Bakkie

‘Hoe gaat het?’ Ik stel me voor dat mijn samengeknepen stem het gemalen vlees is en mijn telefoon de vulmachine. Aan de andere kant ontstaat een slinger van worstjes. ‘Slecht, zoals altijd,’ zegt M., ‘dus eigenlijk gaat het wel prima.’ Dit antwoord verrast mij niet. M. geeft er de voorkeur aan om eerlijk of, zo je wil, bot te zijn, ook als dat betekent dat hij vivisectie moet plegen op zijn eigen gemoedstoestand.

“Lichtheid en zwartgalligheid streden bij hem voortdurend om voorrang, maar ze vertelden beide hetzelfde verhaal: Ik heb niks te verliezen. Ik heb alles te verliezen.”

M. was mijn huisgenoot tijdens mijn eerste jaar in Amsterdam. Aan de ronde keukentafel, in optrekkende stamppotdampen, doorspekte hij zijn verhalen met flauwe grapjes, scherpe observaties, verrassend zachte sentimenten en een flinke scheut ongezouten mening. Lichtheid en zwartgalligheid streden bij hem voortdurend om voorrang, maar ze vertelden beide hetzelfde verhaal: ‘Ik heb niks te verliezen. Ik heb alles te verliezen.’ M. streefde naar een meeslepend leven. Soms ging hij weg op zijn motor. In tijden van werkloosheid sleepte het leven hem alleen niet zo ver, maar naar een café in de buurt.

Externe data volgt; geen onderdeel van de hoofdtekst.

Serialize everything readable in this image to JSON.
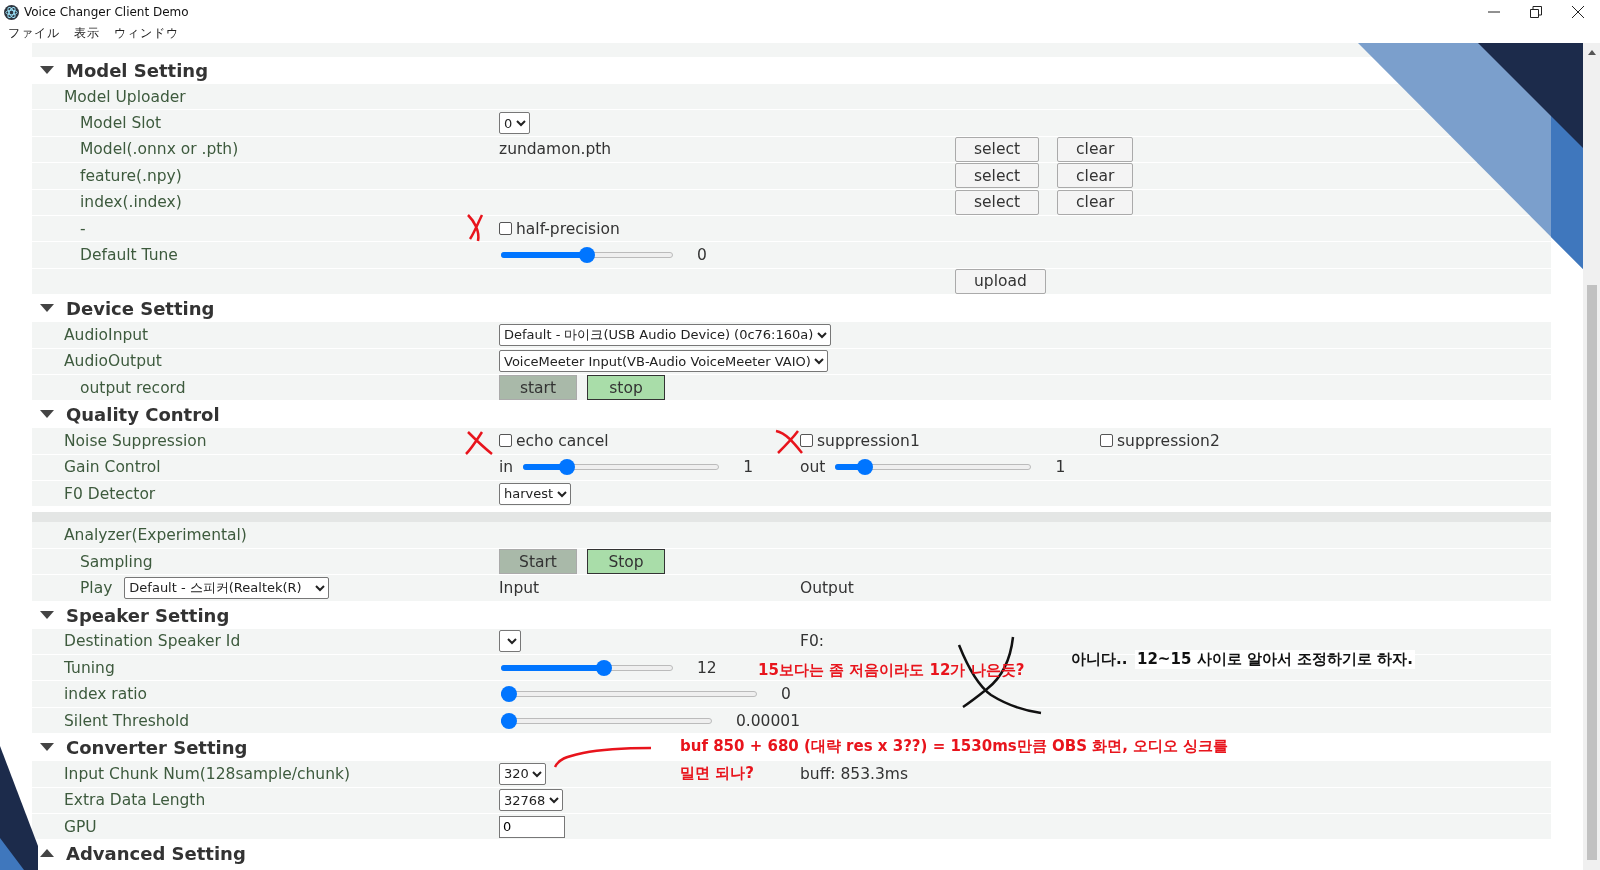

Wie werkloos is, moet in zichzelf geloven terwijl niemand anders dat schijnt te doen. De werkloze is dus verplicht optimistisch. Wanneer mensen de werkloze vragen wat hij de hele dag doet, antwoordt deze plichtmatig: ‘Ik houd de moed erin.’ Met elke sollicitatie kan de werkloze niks, en dus alles, verliezen.

Laatst twijfelde een psychiater hardop aan haar eigen noodzakelijkheid. Ze vertelde over een oude mevrouw die alleen woonde, slecht ter been was, weinig bezoek kreeg en klinisch depressief was. Kon de depressie van mevrouw het best behandeld worden met medicatie voorgeschreven door de psychiater of met een pannetje soep van de buurman? De psychiater had ontslag genomen met de nu al legendarische woorden: ‘Er is meer soep nodig.’

‘Bakkie doen?’ vraag ik aan M. Ik neem mezelf voor om vandaag de soep te zijn. Niet omdat ik een onzelfzuchtig of goed mens ben, maar omdat we allemaal soms soep nodig hebben.